On Mar 30, 2007, at 4:46 PM, Josh Berkus wrote: Erik,
You'er welcome! However, I believe our situation is very different from what you're testing if I understand you correctly. Are you saying that you're entire database will fit in memory? If so, then these are very different situations as there is no way ours could ever do that. In fact, I'm not sure that forcedirectio would really net you any gain in that situation as the IO service time will be basically nil if the filesystem cache doesn't have to page which I would think is why your seeing what you are.
Even more interesting. I guess we've been doing too much work with benchmark workloads, which tend to be smaller databases.
Thing is, there's *always* I/O for a read/write database. If nothing else, updates have to be synched to disk.

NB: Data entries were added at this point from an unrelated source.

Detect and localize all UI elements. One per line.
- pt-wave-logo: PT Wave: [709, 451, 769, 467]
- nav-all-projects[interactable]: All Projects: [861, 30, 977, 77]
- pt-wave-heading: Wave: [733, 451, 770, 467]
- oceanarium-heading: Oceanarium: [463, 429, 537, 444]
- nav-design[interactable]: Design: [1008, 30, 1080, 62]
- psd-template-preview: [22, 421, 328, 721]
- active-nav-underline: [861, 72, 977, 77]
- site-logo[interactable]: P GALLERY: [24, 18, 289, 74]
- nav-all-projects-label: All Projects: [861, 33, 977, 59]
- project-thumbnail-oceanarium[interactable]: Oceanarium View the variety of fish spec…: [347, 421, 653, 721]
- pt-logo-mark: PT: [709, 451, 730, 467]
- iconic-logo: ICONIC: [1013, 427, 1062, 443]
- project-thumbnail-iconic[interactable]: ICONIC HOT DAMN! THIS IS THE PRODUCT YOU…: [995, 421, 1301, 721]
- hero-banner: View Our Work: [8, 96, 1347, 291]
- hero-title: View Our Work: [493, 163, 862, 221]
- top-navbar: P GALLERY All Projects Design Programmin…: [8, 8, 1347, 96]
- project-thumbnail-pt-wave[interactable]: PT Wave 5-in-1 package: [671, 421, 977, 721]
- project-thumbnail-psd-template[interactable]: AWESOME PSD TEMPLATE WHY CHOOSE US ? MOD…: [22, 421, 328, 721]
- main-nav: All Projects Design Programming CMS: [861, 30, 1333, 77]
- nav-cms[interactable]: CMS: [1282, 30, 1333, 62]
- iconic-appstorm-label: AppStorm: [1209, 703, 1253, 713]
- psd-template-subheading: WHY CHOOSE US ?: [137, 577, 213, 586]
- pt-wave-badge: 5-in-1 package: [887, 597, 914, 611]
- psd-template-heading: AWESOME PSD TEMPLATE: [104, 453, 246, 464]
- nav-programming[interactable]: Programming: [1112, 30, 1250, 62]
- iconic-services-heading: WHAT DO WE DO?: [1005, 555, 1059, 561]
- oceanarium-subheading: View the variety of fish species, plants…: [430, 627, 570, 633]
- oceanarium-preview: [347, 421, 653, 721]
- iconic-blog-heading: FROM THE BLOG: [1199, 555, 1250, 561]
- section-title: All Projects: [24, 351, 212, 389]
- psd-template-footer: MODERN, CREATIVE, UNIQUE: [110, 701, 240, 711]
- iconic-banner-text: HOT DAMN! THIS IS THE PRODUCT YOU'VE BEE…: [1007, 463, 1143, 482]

Right. But, how *much* I/O?
Anyway ... regarding the mystery transactions ... are you certain that it's not your application? I can imagine that, if your app has a fairly tight retry interval for database non-response, that I/O sluggishness could result in commit attempts spinning out of control.
Well, our application code itself doesn't retry queries if the db is taking a long time to respond. However, we do have a number of our servers making db connections via pgpool so you may be on to something here. While I will be taking these questions to the pgpool lists, I'll posit them here as well: If a pgpool child process reaches it's connection lifetime while waiting on a query to complete, does pgpool retry the query with another child? If a connection thus dies, does the transaction complete normally on the server? If the answers to these questions are both yes, this could definitely be what was happening.